A statement of concern regarding proposed cuts to Chemistry at The University of Western Australia 

Written by Professor Steven Bottle, RACI President; Professor Pall Thordarson, President-Elect RACI;  Roger Stapleford, RACI CEO

Published 30 August 2021 

The Royal Australian Chemical Institute (RACI) is deeply concerned about the proposed cuts to 6 Level C and D Academic positions within the School of Molecular Sciences (SMS) at The University of Western Australia (UWA). The proposed cuts within SMS appear to disproportionately be targeted at Chemistry, which is very unfortunate, given both the high esteem that Chemistry research at UWA enjoys nationally, and the important role of Chemistry in the Australian economy. Chemistry is a central STEM field and is vital both to the future of the University of Western Australia and to Australia as a nation.
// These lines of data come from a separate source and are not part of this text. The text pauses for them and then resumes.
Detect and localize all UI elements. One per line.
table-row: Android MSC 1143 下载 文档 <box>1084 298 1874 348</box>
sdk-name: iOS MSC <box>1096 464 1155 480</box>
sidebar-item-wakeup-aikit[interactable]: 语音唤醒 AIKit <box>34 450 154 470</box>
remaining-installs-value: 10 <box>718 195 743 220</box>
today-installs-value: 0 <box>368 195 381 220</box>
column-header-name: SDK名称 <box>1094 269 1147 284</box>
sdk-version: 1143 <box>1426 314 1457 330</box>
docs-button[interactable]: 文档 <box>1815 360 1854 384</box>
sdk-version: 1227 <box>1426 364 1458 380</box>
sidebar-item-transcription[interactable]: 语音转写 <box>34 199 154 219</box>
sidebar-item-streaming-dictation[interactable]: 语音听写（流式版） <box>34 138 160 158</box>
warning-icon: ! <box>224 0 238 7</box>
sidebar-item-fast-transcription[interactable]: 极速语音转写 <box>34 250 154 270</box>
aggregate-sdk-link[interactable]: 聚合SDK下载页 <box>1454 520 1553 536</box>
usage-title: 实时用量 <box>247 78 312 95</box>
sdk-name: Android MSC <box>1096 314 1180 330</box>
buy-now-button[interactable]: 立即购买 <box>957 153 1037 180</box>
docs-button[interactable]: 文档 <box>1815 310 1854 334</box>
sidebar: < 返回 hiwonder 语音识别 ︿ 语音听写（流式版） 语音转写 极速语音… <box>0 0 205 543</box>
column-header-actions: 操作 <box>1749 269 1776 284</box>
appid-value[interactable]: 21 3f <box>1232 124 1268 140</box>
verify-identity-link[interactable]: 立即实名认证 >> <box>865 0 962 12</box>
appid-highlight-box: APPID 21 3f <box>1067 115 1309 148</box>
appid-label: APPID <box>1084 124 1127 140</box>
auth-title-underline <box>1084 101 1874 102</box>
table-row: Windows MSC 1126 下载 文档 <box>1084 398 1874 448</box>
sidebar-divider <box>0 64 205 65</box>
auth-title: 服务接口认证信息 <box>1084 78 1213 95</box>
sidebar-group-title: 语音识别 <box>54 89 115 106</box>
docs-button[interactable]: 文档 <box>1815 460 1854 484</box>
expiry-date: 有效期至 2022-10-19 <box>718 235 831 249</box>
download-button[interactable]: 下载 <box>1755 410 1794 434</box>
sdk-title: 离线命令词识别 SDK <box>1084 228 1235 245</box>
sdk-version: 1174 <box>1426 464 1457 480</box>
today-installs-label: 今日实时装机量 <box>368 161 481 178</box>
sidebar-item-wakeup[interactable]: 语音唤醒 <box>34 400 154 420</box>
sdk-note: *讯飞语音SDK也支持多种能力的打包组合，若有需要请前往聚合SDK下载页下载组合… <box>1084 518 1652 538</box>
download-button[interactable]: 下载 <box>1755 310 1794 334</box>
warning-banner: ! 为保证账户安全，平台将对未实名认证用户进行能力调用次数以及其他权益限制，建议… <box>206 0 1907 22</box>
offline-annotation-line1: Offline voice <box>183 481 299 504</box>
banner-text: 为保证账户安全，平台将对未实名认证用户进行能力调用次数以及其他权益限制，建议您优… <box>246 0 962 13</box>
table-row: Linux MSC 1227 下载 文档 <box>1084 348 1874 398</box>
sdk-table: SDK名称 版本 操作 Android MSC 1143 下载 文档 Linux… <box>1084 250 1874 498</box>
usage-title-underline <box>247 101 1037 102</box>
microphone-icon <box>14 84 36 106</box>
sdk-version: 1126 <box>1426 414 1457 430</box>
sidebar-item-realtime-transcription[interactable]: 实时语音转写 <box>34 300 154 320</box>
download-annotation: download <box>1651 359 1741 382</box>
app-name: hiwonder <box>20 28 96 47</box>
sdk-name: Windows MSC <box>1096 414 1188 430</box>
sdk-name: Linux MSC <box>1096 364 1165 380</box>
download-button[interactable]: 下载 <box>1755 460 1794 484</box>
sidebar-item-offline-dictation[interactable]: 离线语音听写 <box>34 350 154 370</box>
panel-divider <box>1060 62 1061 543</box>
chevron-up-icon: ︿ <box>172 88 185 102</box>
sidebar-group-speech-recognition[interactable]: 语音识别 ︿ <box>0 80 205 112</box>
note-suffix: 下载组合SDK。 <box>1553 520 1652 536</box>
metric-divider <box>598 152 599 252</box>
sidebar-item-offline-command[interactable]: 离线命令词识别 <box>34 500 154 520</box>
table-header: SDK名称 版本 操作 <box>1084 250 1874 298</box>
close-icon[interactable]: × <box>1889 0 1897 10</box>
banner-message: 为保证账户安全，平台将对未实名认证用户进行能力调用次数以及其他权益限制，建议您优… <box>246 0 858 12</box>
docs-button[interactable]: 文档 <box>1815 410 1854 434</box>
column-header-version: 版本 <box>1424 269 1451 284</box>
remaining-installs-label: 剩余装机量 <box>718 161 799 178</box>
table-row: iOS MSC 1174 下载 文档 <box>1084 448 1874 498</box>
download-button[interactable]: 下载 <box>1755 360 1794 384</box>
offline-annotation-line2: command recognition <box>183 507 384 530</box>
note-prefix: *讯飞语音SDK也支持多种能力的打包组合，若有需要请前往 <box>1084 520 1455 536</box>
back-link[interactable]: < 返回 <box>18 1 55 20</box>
Further, we are concerned about plans to target research and discontinue teaching in computational chemistry – a contemporary and increasingly important dimension of chemistry research and practice. Omitting computational chemistry in the teaching program would have severe consequences for graduates who would be ill- equipped with advanced research and STEM skills that are crucial for our future workforce. Computational chemistry research plays key roles in a number of research strengths and growth areas in the School of Molecular Sciences and these would be negatively impacted by the proposed severe cuts.

The RACI urges the Federal government to redouble its support for STEM research and teaching in Australian Universities. We strongly encourage UWA to ensure key STEM fields such as Chemistry, which may be expensive to run in terms of space and technical support, are not unduly disadvantaged when the University is looking for short- term savings in these difficult times. Cutting resources for a core discipline such as Chemistry is counter-productive for a Group of Eight University striving to be world-class and for a country seeking greater sovereign technical and manufacturing capability in post-pandemic times.